Para ilmuwan telah menamakan era
yang kita jalani saat ini sebagai era “Anthropocene”, sebuah istilah
yang dibangun dari akar kata Yunani kuno yang berarti “era yang
didominasi manusia”–suatu periode baru dalam sejarah bumi di mana
manusia telah menjadi penyebab perubahan iklim skala global. Manusia
mempengaruhi bukan saja iklim, tapi juga kimia laut, habitat daratan
dan perairan jutaan spesies, kualitas udara dan air, serta siklus air,
nitrogen, fosfor dan komponen-komponen esensial lainnya yang menopang
kehidupan di muka bumi.
Selama bertahun-tahun, risiko perubahan
iklim ini dianggap sebagai sesuatu yang bakal terjadi jauh di masa
depan, risiko yang mungkin baru akan dihadapi anak-anak atau cucu-cucu
kita. Adanya ancaman ini seharusnya sudah menjadi cukup alasan bagi
kita untuk bertindak. Kita sekarang sudah memahami bahwa perubahan
iklim itu juga menyangkut kehidupan kita generasi hari ini.
Kita
sudah memasuki era baru yang sangat berbahaya. Jika Anda masih berusia
muda, perubahan iklim dan bahaya lainnya terhadap lingkungan akibat
ulah manusia ini bakal menjadi faktor utama dalam kehidupan Anda.
Para
ilmuwan menekankan perbedaan antara iklim dan cuaca. Iklim merupakan
pola suhu dan curah hujan secara keseluruhan di suatu kawasan.

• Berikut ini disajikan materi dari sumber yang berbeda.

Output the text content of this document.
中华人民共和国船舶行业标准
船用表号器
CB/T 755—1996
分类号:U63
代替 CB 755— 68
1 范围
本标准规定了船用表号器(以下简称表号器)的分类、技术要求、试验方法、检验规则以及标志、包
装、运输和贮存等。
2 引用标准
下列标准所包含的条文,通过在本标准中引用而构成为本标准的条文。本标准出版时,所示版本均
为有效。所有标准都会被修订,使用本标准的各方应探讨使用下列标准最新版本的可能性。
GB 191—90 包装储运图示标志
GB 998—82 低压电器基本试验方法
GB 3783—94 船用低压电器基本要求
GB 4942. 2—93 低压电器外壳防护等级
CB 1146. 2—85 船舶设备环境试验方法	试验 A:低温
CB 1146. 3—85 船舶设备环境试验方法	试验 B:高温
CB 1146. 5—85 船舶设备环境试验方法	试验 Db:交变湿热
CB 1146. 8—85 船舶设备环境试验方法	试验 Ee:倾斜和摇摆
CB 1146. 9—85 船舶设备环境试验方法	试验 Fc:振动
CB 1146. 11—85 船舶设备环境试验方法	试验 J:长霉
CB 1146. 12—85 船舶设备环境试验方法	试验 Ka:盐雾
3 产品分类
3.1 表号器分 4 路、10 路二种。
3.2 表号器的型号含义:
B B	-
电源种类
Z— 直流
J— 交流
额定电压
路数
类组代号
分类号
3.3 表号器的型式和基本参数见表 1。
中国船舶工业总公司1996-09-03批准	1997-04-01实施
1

Sedangkan cuaca adalah suhu dan curah hujan di kawasan itu pada suatu
waktu tertentu.
Seperti kata orang: “Iklim adalah apa yang Anda harapkan, sedangkan cuaca adalah apa yang Anda peroleh.”
Ketika
suhu sangat tinggi, atau hujan sangat lebat, ilmuwan mencoba mengukur
apakah keadaan-keadaan yang luar biasa ini akibat perubahan iklim
jangka panjang atau cuma mencerminkan variasi yang sudah diduga. Maka
itu, apakah gelombang panas yang sekarang melanda Amerika (sehingga
membuat tahun ini dinilai sebagai tahun paling panas menurut catatan
yang ada di negeri itu), banjir bandang di Beijing, atau kekeringan
yang luar biasa di Sahel itu merupakan kasus acak cuaca buruk atau
semata-mata akibat perubahan iklim jangka panjang karena ulah manusia?
Selama
ini ilmuwan tidak bisa menjawab dengan tepat pertanyaan seperti ini.
Mereka tidak tahu pasti apakah suatu bencana yang menyangkut cuaca itu
bisa dikatakan akibat ulah manusia, bukan karena variasi alami cuaca.

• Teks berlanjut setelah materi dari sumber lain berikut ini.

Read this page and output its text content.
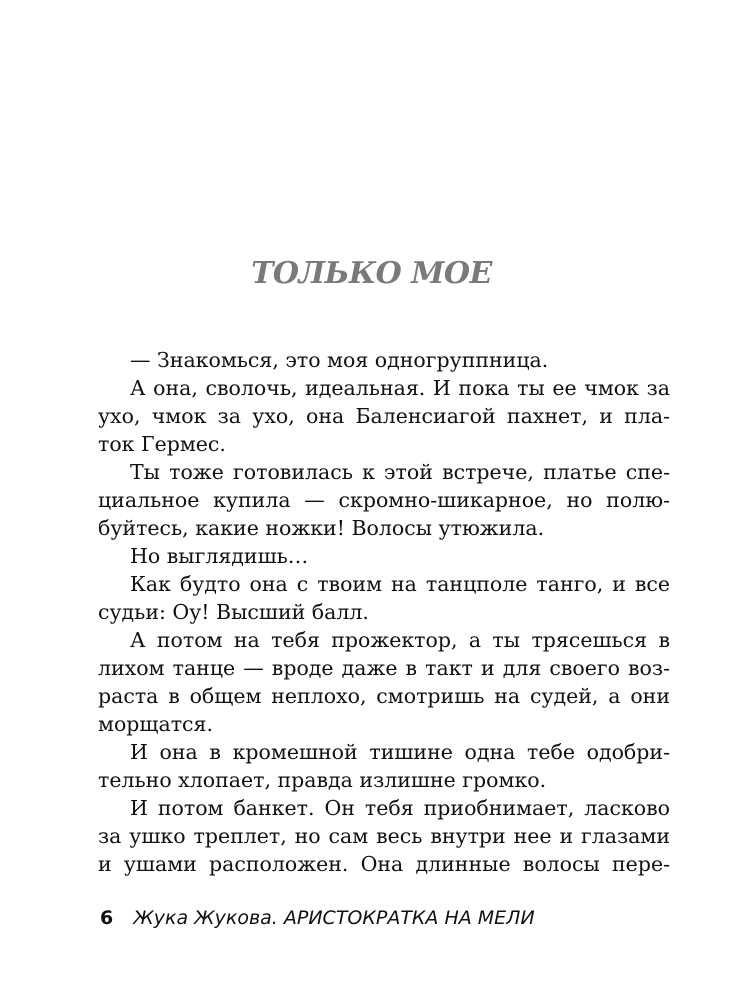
ТОЛЬКО МОЕ
— Знакомься, это моя одногруппница.
А она, сволочь, идеальная. И пока ты ее чмок за
ухо, чмок за ухо, она Баленсиагой пахнет, и пла-
ток Гермес.
Ты тоже готовилась к этой встрече, платье спе-
циальное купила — скромно-шикарное, но полю-
буйтесь, какие ножки! Волосы утюжила.
Но выглядишь…
Как будто она с твоим на танцполе танго, и все
судьи: Оу! Высший балл.
А потом на тебя прожектор, а ты трясешься в
лихом танце — вроде даже в такт и для своего воз-
раста в общем неплохо, смотришь на судей, а они
морщатся.
И она в кромешной тишине одна тебе одобри-
тельно хлопает, правда излишне громко.
И потом банкет. Он тебя приобнимает, ласково
за ушко треплет, но сам весь внутри нее и глазами
и ушами расположен. Она длинные волосы пере-
6 Жука Жукова. АРИСТОКРАТКА НА МЕЛИ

Mereka bahkan tidak bisa mendeteksi apakah suatu kejadian tertentu
(seperti curah hujan yang lebat atau kekeringan) begitu ekstrem
sehingga terletak di luar lingkup alami yang normal.
Pada
tahun-tahun terakhir ini, suatu ilmu “deteksi dan atribusi” yang baru
mengenai cuaca telah mencapai banyak kemajuan, baik secara konsepsional
maupun empiris. Deteksi berarti menentukan apakah suatu kejadian yang
ekstrem itu merupakan bagian dari fluktuasi cuaca yang luar biasa, atau
gejala perubahan jangka panjang yang lebih mendalam. Atribusi berarti
kemampuan menetapkan kegiatan yang dilakukan manusia atau faktor-faktor
lainnya sebagai penyebab suatu keadaan. Ilmu deteksi dan atribusi yang
baru ini telah mempertajam pengetahuan kita–dan juga memberikan alasan
yang lebih besar bagi kita untuk khawatir terhadap apa yang terjadi
saat ini.
Beberapa studi yang dilakukan tahun lalu menunjukkan
bahwa ilmuwan sesungguhnya bisa mendeteksi perubahan iklim jangka
panjang akibat meningkatnya frekuensi kejadian-kejadian yang
ekstrem–seperti gelombang panas, hujan lebat, kekeringan yang luar
biasa, dan badai yang kuat. Dengan menggunakan model-model iklim yang
canggih, ilmuwan tidak hanya telah mendeteksi perubahan iklim jangka
panjang, tapi juga mengatribusi setidak-tidaknya beberapa dari gejala
kejadian yang ekstrem akibat ulah manusia.
Dua tahun terakhir
ini kita menyaksikan sejumlah kejadian yang ekstrem di seluruh dunia.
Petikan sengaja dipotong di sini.